Kirche der Heiligen Maria und des Heiligen Markus

    347B Avenue de la Division Leclerc
    92290 Châtenay-Malabry
moi-même

Timeline

Époque contemporaine
2000
1976
Wende des Heiligen Jahres
1989
Zuweisung an die koptische orthodoxe Kirche
12 février 1995
Koptische Weihe
Aujourd'hui
Aujourd'hui

Kennzahlen

Abbé Jean Millé - Erster Priester und Bauherr Fonda die Kirche Saint-Monique über die Gebäude des Kardinals.
François Favreau - Kirche Cedant Der Ort wurde 1989 in die koptische Kirche übertragen.
Chenouda III - Papst von Alexandria Consacra Kirche 1995.

Ursprung und Geschichte

Die Kirche von Sainte-Marie-et-Saint-Marc, ursprünglich Kirche von Sainte-Monique, wurde in Châtenay-Malabry als Teil der Werke des Kardinalsgebäudes von Abbé Jean Millé, dem ersten Pastor und ehemaligen Chaplain des Stanislas College in Paris gebaut. Integriert mit der Gartenstadt des Roten Hinterns, spiegelt sie die Urbanisierung und religiöse Expansion des 20. Jahrhunderts in diesen Pariser Vororten wider. Seine nüchterne und funktionale Architektur wurde entworfen, um die Bedürfnisse einer wachsenden katholischen Pfarrgemeinde zu erfüllen.

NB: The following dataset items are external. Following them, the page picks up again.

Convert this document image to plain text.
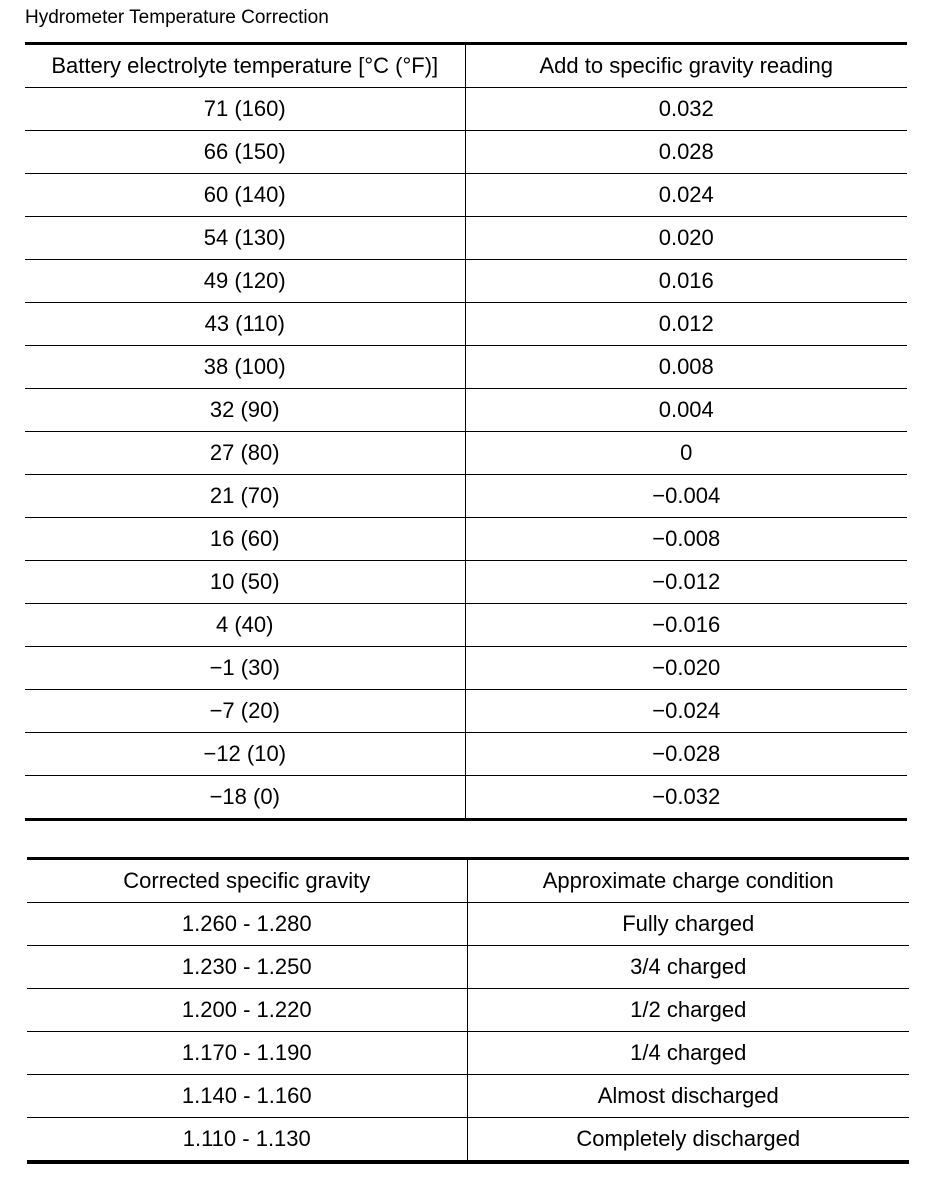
Hydrometer Temperature Correction
Battery electrolyte temperature [°C (°F)]	Add to specific gravity reading
71 (160)	0.032
66 (150)	0.028
60 (140)	0.024
54 (130)	0.020
49 (120)	0.016
43 (110)	0.012
38 (100)	0.008
32 (90)	0.004
27 (80)	0
21 (70)	−0.004
16 (60)	−0.008
10 (50)	−0.012
4 (40)	−0.016
−1 (30)	−0.020
−7 (20)	−0.024
−12 (10)	−0.028
−18 (0)	−0.032
Corrected specific gravity	Approximate charge condition
1.260 - 1.280	Fully charged
1.230 - 1.250	3/4 charged
1.200 - 1.220	1/2 charged
1.170 - 1.190	1/4 charged
1.140 - 1.160	Almost discharged
1.110 - 1.130	Completely discharged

1989 wurde die Kirche von François Favreau zur koptischen orthodoxen Kirche geweiht, die eine Änderung der Beichte und der liturgischen Erneuerung markierte. Umbenannt Sainte-Marie-Saint-Marc, es wurde am 12. Februar 1995 von Chenouda III, Papst von Alexandria und Patriarch der Predigt des Markus geweiht. Dieser Übergang führte zu architektonischen Anpassungen, wie die Hinzufügung einer Ikonostase, die von den Nonnen des Klosters St.Damian in Ägypten verziert wurde, um das Gebäude mit den koptischen Riten in Einklang zu bringen.

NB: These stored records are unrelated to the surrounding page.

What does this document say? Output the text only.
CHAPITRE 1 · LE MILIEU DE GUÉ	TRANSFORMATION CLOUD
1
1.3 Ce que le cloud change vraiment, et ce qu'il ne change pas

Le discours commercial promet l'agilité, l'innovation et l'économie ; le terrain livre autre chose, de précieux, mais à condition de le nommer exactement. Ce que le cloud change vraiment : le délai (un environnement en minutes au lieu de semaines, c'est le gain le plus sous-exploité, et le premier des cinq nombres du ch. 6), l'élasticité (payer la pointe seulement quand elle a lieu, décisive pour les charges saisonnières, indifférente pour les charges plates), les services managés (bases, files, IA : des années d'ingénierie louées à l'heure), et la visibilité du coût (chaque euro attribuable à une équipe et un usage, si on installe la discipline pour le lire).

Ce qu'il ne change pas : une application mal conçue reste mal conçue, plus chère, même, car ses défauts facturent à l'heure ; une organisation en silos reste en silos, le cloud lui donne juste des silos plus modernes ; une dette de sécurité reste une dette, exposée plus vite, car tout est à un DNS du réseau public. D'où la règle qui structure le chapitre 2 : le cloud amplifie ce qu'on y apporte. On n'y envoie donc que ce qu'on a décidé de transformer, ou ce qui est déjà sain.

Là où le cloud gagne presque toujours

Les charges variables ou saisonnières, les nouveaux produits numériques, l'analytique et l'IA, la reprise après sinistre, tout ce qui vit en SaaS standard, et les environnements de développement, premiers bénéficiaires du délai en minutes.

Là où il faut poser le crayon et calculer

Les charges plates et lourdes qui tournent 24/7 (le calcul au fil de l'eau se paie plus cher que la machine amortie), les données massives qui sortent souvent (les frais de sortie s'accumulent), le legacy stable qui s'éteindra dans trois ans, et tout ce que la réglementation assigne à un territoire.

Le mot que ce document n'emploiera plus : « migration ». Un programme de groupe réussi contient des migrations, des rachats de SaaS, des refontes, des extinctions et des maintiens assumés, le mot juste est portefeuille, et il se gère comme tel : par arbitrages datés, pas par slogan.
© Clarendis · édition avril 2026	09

Die Kirche diente auch als filmischer Rahmen: Szenen aus Jean Giraults Film "The Holy Year" (1976) mit Jean Gabin und Jean-Claude Brially wurden dort gedreht. Im Film wird sie als fiktive römische Kapelle San Lazzaro präsentiert, die ihre ästhetische Vielseitigkeit und ihre Integration in die französische Volkskultur illustriert.